The differentially expressed genes (DEGs) were obtained by differential analysis software DESeq2 (http://bioconductor.org/packages/stats/bioc/DESeq2/) according to the standards of p-adjust < 0.05 and | log2 (fold change) |≥ 1.5, and the functional enrichment of the DEGs was analyzed by Gene Ontology (GO, http://www.geneontology.org/) and Kyoto Encyclopedia of Genes and Genomes (KEGG, http://www.genome.jp/kegg/).

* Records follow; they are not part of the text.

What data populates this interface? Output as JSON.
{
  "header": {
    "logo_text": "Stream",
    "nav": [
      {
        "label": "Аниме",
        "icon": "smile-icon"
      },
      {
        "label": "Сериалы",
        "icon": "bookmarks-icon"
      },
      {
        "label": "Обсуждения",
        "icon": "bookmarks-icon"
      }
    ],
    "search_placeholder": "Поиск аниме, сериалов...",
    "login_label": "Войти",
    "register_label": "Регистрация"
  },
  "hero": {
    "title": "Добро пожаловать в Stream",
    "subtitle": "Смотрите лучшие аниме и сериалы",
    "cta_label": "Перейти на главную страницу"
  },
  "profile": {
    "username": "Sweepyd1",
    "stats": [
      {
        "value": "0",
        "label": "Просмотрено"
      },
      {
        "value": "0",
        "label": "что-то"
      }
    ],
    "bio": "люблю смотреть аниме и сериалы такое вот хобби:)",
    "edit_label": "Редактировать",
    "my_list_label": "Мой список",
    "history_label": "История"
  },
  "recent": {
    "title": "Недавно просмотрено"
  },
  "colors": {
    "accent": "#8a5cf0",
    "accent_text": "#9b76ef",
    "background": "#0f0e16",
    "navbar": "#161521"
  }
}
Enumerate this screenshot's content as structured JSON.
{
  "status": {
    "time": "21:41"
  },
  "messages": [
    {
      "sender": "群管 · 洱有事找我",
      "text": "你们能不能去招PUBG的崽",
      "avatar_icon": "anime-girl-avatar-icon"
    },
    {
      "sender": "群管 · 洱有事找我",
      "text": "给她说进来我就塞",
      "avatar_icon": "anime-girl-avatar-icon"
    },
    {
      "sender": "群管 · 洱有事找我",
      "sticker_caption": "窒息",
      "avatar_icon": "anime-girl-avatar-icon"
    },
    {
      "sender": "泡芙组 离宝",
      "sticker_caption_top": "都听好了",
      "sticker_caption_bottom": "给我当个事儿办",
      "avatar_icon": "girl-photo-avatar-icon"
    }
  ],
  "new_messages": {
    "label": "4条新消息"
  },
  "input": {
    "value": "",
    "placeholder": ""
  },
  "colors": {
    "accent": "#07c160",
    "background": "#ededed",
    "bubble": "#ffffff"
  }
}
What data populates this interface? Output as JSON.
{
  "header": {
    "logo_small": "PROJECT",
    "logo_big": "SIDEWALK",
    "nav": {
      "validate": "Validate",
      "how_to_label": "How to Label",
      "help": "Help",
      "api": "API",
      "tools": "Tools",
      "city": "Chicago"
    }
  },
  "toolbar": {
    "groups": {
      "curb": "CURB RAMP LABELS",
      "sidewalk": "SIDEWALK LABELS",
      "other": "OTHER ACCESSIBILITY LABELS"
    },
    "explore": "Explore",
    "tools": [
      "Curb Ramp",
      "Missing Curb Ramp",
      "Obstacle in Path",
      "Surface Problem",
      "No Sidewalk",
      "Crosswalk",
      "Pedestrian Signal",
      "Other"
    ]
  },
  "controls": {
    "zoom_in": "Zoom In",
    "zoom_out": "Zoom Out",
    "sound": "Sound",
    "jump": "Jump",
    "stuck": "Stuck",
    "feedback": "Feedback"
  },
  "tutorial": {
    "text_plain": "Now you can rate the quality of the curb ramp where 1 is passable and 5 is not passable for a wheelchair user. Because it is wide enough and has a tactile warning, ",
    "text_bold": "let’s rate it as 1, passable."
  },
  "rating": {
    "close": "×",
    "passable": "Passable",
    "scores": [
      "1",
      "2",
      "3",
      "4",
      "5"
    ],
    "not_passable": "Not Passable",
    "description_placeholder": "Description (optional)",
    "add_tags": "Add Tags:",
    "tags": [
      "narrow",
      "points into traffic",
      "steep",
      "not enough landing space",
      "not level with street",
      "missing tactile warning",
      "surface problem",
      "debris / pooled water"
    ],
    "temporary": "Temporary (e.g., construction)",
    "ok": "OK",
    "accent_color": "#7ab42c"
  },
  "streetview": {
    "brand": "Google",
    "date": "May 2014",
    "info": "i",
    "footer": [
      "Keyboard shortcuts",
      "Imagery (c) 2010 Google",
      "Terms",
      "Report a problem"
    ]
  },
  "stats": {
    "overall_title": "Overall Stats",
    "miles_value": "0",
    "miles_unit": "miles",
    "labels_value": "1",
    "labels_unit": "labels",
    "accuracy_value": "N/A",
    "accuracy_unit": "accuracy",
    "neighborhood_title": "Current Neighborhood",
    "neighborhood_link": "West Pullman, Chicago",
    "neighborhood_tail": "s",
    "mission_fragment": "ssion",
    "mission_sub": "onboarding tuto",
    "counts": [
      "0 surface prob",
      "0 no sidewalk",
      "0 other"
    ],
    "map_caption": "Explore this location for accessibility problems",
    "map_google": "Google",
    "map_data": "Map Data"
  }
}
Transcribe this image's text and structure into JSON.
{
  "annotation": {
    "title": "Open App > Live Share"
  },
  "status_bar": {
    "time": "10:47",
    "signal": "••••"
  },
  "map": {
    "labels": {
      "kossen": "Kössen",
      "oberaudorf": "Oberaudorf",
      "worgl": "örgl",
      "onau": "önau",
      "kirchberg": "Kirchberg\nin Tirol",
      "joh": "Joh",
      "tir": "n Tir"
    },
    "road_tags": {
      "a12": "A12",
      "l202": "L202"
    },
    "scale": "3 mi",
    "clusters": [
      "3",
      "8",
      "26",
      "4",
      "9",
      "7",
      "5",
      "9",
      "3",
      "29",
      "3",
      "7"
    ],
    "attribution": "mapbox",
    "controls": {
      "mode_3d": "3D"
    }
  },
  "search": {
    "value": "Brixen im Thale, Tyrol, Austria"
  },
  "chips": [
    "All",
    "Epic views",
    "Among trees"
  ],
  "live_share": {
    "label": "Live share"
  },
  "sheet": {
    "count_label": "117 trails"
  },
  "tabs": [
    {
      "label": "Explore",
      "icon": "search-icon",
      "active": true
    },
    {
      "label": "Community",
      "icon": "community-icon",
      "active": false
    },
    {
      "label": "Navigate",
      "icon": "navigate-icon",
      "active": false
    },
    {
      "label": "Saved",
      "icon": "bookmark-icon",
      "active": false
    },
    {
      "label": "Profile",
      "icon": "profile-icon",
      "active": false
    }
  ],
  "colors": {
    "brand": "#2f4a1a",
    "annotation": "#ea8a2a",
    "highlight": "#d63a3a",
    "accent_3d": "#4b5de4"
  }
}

Quantitative real-time PCR validation

Samples of algal cells grown under the photoheterotrophic and the autotrophic conditions were harvested and were used for qPCR validation. RNA extraction and RNA quality check were conducted as previously described. The Hifair® III 1st Strand cDNA Synthesis SuperMix for qPCR (gDNA digester plus, Yeasen, Shanghai, China) was used for reverse transcription of 1 µg of total RNA according to manufacturers’ instructions. The quantitative real-time PCR (qRT-PCR) for gene expression assay was performed using Hieff® qPCR SYBR® Green Master Mix (No Rox) (Yeasen, Shanghai, China) on a quantitative thermal cycler (Light Cycler 480II, Roche, Basel. Switzerland). Specific primer pairs were designed for each target gene through Primer Premier (version 5.0) software (PREMIER Biosoft, San Francisco, CA, USA) using known sequences in the NCBI database (Supplemental Table S3). The qRT-PCR conditions were as follows: preincubation at 95 °C for 5 min, followed by 40 cycles at 95 °C for 10 s, annealing temperature (corresponding specific primer pairs) for 20 s, and 72 °C for 20 s. Melting curves were systematically monitored (temperature gradient at 0.5 °C/s from 60 to 95 °C). Using 18S as reference genes, the genes were quantified using the 2−∆∆Ct value method according to Pfaffl (2001). The value of algal cell in the autotrophic condition was assigned as an arbitrary value of 1.

Statistical analysis

All of the experiments were repeated 3 times independently (three separate flasks analyzed at the same time), and data were recorded as the mean with standard deviation (SD). The growth data and nutrient parameters were subjected to one-way ANOVA (analysis of variance) followed by the post hoc (Duncan’s multiple range test) to test the effects of trophic treatment on algal growth and nutrient contents. Differences between genes validated were identified by independent t-test. Statistical analyses were performed using SPSS software (version 26.0, IBM, Armonk, NY, USA), and a p-value < 0.05 was considered statistically significant. The threshold for the DEG identification and the KEGG pathway enrichment were set at p-values < 0.05 corrected by the Benjamini and Hochberg correction method.